Elazığ’da iken keşfettiğimiz bir eğlence modeli idi. Sanırım sadece Elazığlı olmayan ve çalışan hanımlardık. Elazığ’lıların hanım günlerine gidemiyorduk, çünkü onlar bir işte iken toplanırlardı. Akşam vakti, dışarıda kadın kadına eğlenmek de, o yıllarda Elazığ’ı bozardı. Biz de ayda iki kez akşam iş çıkışı birimizin evinde toplanıp, ev sahibinin uygun bulduğu ve becerdiği bir şey yapardık. Mesela ben ergenlikle ilgili bir konu anlatmıştım. Bir sefer egzersiz yaptık, bir başka sefer bir ressamın resimlerini inceledik. Kişilerde değişiklikler oldu, ama toplantı yıllarca devam etti.

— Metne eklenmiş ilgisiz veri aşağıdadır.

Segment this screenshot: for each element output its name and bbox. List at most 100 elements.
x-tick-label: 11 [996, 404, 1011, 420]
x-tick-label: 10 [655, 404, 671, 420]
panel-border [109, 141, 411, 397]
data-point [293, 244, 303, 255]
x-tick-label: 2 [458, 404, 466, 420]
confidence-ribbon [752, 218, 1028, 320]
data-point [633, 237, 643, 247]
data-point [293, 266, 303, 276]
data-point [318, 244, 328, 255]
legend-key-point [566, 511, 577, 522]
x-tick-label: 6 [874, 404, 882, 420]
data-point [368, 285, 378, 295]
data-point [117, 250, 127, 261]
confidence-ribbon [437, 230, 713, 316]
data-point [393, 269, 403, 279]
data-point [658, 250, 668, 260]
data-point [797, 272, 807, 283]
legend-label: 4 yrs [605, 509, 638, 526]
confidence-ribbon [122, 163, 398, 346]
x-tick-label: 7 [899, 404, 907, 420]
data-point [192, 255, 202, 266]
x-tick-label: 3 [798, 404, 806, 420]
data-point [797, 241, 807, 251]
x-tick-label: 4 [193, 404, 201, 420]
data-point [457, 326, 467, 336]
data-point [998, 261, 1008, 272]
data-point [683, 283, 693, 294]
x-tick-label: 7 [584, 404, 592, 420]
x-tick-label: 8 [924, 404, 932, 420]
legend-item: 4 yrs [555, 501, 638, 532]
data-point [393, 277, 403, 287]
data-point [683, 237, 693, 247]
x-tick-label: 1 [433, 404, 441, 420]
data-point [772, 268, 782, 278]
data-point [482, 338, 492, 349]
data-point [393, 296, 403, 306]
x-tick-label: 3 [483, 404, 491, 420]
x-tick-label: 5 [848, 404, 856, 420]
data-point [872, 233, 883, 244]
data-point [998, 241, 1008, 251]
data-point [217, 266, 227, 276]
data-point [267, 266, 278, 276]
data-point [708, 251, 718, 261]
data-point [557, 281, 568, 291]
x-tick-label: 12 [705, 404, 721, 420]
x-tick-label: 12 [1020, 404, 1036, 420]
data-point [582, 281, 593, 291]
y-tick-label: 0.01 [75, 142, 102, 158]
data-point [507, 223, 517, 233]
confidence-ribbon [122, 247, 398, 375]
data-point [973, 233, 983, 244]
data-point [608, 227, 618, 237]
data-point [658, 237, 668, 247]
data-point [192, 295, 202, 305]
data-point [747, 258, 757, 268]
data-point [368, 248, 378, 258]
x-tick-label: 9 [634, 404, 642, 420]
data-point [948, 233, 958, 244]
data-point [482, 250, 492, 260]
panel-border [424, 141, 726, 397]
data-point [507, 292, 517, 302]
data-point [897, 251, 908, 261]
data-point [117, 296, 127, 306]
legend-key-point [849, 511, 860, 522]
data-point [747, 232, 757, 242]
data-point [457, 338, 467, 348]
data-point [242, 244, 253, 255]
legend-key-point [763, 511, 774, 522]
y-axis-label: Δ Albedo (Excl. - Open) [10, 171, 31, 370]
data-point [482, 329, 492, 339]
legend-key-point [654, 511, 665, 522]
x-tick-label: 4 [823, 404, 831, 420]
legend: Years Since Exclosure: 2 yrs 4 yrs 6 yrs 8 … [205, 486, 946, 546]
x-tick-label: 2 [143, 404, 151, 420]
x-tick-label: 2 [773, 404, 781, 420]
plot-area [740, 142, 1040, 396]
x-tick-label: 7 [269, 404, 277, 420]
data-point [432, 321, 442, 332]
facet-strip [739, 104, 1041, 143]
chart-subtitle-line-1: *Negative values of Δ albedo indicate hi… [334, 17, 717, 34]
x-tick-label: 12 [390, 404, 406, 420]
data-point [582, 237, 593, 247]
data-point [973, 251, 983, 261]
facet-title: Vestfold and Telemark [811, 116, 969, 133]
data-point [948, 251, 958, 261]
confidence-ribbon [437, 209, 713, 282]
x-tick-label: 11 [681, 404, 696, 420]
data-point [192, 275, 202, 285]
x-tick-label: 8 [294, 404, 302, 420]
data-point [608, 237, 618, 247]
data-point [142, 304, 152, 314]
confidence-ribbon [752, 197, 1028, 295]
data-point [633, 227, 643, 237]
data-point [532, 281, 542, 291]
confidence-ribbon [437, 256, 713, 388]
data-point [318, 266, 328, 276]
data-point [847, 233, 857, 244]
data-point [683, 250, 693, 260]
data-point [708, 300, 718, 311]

Bir gün Gamze Çan’a bu gecelerden söz edince, Biz de Trabzon’da benzer geceler yapalım diye bir fikir çıktı. Hemen hastaneden yakın arkadaşlardan bir ekip kurduk, evlerde ‘’Temalı geceler’’ yapmaya başladık. Hatırladığım kadarı ile ben İzlanda’dan döndükten hemen sonra gecelere başladık. İlk olarak benim evde toplandık, ‘’İzlanda ve dünya plakaları, yeryüzü şekillerinin oluşumu’’ ile ilgili bilgi verdim.
Daha sonra Gamze’lerin evinde Ali Çan ‘’Çanakkale Savaşı’’ ile ilgili, Kübra Kaynar ‘’Sinema Tarihi’’ ile ilgili, Haluk Uluutku da ‘’Perma Kültür’’ ile ilgili derinlemesine bilgi vermişlerdi. Ancak daha sonra bu toplantıları devam ettiremedik, aslında çok faydalı idiler.
Gamze baktı ki evlerde toplanmak mümkün olmuyor, daha büyük bir gurubu toplayarak Remzi tatil köyünde ‘’Korsan Gecesi’’ düzenledi. Remzi’ye gittik, bir yandan yemek yerken, bir yandan da bazı ip uçlarını takip ederek bir hazine sandığı bulduk. İçinden altınlar çıktı, altınları tabaklara saçıp resimler çektirdik. Bir başka salonda da bir dans ekibinin gecesi varmış, bir çift gelip bize sürpriz bir dans yaptı. Akşamı sahilde dev bir ateş yanında bitirdik. Bütün bu geceyi sosyal medyada paylaştık.
Dün gece de gene Gamze’nin baş rollerde olduğu ”Seksenler” partisindeydim. Televizyon üzerindeki örtüler, müzikler ve bir sürü ayrıntı düşünülmüştü. Kızın biri de tam o döneme göre giyinmişti. Şarkılar, Kareokeler, ödüller bir çok şey vardı. Ben de bol bol gençlik dönemimin danslarını yapma fırsatı buldum.
Bundan gayri bir de, iki yıl önce Hindistan’a gittikten sonra yeni bir adet geliştirdim. Döndüğümde, gittiğim ülkenin mutfağından en çok dikkatimi çeken ve malzemelerini bulmamın mümkün olduğu yemekleri yapıyorum ve ülke temalı bir davet veriyorum. Evde yaptığım ilk Hindistan gecesi o kadar beğenildi ki, yoga merkezinde ikincisini de yaptık. Vietnam, İran geceleri de peşinden geldi.
Bence bu gecelerin en unutulmaz olanı da kendi evimde yaptığım kostümlü Hindistan gecesi idi. Bu gecede yoga ekibimizin yanı sıra Yavuz Özoran hoca ve Devlet Tiyatrosundan arkadaşlarım Duygu Dokgöz ve Serra Görgün de vardı. Bir de hiç unutamadığım, Cansın bir arkadaşını getirmişti, o da bizim Zekeriya Alioğlu’nun yeğeni imiş, aylarca o günü anlata anlata bitirememiş. İşin ilginç yanı tamamen tesadüfen Olcay Aktan da İstanbul’dan bana gelmişti. O geceyi de sosyal medyada epeyce paylaştık.